Qui guide la sortie ?
Un biologiste marin. L'opérateur décrit une équipe de biologistes dont le travail est d'expliquer les animaux et leurs habitudes pendant l'excursion.
Quelles langues sont utilisées ?
L'anglais, le français et le portugais, ce qui couvre la plupart des passagers qu'un bateau de Funchal transporte dans une langue dans laquelle ils pensent.
Comment identifient-ils les espèces ?
Des marques de terrain signalées lorsque les animaux font surface, appuyées par des fiches d'identification laminées tenues pendant que l'animal est encore en vue.
Y a-t-il un briefing ?
Oui, avant le départ. Il couvre le gilet de sauvetage, le fait de rester assis pendant la navigation, et comment vous pouvez aider à détecter les animaux vous-même.
Que dois-je surveiller ?
De l'écume sur l'eau, un souffle, une concentration d'oiseaux marins travaillant une même zone, et des nageoires. Ce sont les indices que l'équipage utilise lui-même.

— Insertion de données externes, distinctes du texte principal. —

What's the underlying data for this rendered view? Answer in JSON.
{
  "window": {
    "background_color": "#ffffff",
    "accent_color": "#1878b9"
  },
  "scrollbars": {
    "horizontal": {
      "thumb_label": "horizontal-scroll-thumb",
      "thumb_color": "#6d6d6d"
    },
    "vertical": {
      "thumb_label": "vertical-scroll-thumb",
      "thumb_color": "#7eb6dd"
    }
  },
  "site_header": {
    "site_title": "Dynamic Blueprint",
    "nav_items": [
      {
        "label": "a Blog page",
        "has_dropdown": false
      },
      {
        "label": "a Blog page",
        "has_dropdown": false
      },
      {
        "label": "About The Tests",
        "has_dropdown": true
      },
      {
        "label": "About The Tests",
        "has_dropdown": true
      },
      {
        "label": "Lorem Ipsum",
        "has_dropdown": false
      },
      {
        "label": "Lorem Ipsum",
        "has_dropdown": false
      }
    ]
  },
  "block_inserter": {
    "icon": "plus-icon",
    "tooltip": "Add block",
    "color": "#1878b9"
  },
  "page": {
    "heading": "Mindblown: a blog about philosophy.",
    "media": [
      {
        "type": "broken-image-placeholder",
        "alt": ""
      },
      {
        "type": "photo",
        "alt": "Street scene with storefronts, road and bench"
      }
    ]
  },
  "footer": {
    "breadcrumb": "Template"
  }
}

L'expertise change-t-elle l'approche ?
Oui. Lentement, de côté, moteurs coupés, et pas de repositionnement répété. Les clients décrivent régulièrement l'équipage comme prudent avec les animaux.
Puis-je poser des questions ?
C'est tout l'intérêt d'avoir un biologiste plutôt qu'un enregistrement. Les clients décrivent des réponses détaillées sur les espèces vues et celles qui pourraient apparaître.